I stared at the calendar page on the back of my door. It was seven months behind.
Would I let the girl go? Would I tell others? Those were the important questions, I knew. But the question that haunted me, the question that was going to follow me later as I crawled along in traffic on my commute home, was a different question she had asked me: Aren’t you lonely? “We have a girl,” Thomas, the head nurse, told me just three days before. He waved me down as I tried to hurry past the front desk in the morning. I was in a rush because I had to oversee the transfer of a criminally insane schizophrenic who landed in our emergency room. There was just enough time to squeeze in my rounds before seeing to the transfer.
And, truth be told, I just wanted to get everything done as quickly as possible, so I could sit in my office and drink some tea and zone out for a while. Maybe surf the web.
“I, uh...” I pointed at the open corridor behind him, to indicate I had to get moving. Thomas was a big man, and just by politely standing before me he pretty much blocked the whole hallway.
He continued in his long drawl, “Parents got killed in a car crash. She was center of the back seat—broke her arm but otherwise no damage. But Dr. Wells thinks you should see her.”
“How old?” Thomas called pretty much any female human a “girl.” The age range could be large.
“’Bout seven, I guess.”
“Traumatized?” I’m a psychiatrist, so Wells’s referral meant the girl potentially had a psychiatric problem.

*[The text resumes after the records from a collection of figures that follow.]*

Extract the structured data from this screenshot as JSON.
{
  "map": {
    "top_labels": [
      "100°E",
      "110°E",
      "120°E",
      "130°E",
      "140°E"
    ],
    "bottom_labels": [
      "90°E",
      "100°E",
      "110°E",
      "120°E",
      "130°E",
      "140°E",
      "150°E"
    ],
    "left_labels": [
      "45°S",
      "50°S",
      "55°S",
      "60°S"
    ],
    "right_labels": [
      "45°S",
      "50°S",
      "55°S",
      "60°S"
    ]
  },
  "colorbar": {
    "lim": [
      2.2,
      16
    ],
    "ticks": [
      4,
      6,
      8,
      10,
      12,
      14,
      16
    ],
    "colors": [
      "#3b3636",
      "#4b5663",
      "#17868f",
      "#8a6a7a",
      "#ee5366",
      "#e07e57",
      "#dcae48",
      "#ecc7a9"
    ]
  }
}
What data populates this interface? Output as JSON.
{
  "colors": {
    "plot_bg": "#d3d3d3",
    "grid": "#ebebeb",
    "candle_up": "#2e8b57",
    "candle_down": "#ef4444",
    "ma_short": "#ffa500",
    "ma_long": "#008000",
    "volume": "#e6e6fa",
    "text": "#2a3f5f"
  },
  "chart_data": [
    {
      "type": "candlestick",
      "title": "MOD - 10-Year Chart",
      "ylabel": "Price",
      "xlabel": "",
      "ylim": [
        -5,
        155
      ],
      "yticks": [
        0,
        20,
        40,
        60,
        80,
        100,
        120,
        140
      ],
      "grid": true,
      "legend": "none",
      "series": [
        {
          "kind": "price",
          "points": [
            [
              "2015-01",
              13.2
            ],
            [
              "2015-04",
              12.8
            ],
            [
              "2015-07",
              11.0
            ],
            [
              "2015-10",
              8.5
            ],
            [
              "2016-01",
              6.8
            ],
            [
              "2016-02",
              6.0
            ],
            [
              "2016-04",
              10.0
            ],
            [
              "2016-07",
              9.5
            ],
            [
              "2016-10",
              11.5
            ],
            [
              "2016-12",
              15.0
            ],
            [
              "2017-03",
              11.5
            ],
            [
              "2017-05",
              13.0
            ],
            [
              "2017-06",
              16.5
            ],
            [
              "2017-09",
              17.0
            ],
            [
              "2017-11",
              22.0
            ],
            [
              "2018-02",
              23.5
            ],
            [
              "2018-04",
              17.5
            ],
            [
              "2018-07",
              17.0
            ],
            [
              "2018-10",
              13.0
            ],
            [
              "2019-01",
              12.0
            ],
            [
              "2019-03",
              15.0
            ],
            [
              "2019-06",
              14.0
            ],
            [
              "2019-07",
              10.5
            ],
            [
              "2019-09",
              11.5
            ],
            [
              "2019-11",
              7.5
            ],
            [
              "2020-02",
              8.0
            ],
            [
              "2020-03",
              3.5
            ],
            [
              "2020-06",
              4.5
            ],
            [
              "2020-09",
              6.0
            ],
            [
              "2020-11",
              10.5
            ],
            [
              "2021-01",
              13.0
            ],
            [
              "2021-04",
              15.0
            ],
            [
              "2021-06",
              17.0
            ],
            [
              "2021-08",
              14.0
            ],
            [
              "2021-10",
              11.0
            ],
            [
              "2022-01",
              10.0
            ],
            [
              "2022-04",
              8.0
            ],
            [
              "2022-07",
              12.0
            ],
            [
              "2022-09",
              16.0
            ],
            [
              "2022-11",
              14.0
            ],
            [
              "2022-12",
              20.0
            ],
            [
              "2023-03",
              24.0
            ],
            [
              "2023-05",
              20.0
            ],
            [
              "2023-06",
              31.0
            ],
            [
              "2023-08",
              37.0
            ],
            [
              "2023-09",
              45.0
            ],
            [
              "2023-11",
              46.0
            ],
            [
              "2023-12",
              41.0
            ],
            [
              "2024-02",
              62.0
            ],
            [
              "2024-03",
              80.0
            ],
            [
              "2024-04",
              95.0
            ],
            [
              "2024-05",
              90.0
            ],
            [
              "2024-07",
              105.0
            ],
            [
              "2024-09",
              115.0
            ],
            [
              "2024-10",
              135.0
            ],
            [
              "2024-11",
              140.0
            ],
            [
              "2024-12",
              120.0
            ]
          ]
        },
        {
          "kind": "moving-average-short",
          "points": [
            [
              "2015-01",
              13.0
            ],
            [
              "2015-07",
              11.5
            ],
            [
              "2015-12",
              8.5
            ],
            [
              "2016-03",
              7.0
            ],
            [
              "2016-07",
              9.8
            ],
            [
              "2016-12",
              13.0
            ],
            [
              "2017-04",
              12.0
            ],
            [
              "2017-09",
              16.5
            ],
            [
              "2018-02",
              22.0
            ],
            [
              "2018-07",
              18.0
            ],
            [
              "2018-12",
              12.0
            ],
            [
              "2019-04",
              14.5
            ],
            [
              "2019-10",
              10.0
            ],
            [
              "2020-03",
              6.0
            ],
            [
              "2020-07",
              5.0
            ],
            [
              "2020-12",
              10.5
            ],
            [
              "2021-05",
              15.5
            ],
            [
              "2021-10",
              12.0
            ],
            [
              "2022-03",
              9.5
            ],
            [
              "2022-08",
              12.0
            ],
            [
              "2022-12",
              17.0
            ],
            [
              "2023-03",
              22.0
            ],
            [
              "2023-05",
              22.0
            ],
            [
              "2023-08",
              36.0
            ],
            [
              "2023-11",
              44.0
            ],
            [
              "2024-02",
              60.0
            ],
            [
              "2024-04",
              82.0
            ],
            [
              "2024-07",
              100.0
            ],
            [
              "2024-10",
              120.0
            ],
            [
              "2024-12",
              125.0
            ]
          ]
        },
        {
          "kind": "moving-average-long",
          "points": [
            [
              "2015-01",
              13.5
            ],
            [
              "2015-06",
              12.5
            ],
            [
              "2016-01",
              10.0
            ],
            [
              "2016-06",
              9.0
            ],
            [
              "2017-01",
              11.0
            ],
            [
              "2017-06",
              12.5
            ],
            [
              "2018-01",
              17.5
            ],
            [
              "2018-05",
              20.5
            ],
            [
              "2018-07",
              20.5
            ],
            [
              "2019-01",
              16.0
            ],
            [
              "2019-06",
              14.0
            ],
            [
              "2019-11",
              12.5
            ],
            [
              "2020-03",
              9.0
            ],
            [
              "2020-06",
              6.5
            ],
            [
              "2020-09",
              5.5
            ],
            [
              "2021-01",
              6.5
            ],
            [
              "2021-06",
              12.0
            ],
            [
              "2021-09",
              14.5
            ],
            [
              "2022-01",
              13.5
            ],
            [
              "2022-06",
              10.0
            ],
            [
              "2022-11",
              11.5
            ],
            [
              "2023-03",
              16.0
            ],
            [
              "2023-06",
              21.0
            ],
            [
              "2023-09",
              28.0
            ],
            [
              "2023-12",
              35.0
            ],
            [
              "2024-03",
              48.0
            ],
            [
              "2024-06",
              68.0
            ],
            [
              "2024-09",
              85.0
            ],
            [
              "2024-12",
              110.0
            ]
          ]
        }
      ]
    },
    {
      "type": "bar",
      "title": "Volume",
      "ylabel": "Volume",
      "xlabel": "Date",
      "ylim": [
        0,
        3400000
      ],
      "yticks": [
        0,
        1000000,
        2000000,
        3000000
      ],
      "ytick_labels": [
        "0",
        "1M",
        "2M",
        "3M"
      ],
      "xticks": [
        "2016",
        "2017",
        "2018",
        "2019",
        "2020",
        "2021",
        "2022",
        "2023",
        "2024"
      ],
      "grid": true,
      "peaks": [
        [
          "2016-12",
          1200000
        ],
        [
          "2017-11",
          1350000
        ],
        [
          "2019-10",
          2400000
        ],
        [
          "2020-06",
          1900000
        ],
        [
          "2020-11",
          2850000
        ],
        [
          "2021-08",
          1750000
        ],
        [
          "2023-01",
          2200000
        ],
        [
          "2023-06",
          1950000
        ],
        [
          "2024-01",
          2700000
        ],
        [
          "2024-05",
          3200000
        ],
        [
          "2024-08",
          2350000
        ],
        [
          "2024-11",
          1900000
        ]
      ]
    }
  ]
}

“Sure. Who wouldn’t be? Saw her mommy and daddy get killed. She seems all shook up. But, more than that, it’s... well,” and Thomas leaned forward, exaggerating the confidentiality of the detail, “she talks funny. Like she’s going in and out of it.”
I nodded. “That would be expected of a kid in shock.”
I decided I’d better see her first. I found her room, on the pediatric hall. It had water-stained walls that looked squalid under the too-bright ceiling lights. A small girl, beautiful in the way any seven-year-old must be, lay asleep on the bed, twisted in her white covers, barely bigger than her pillow. A snowy white new cast covered her right forearm, from the elbow down over the palm.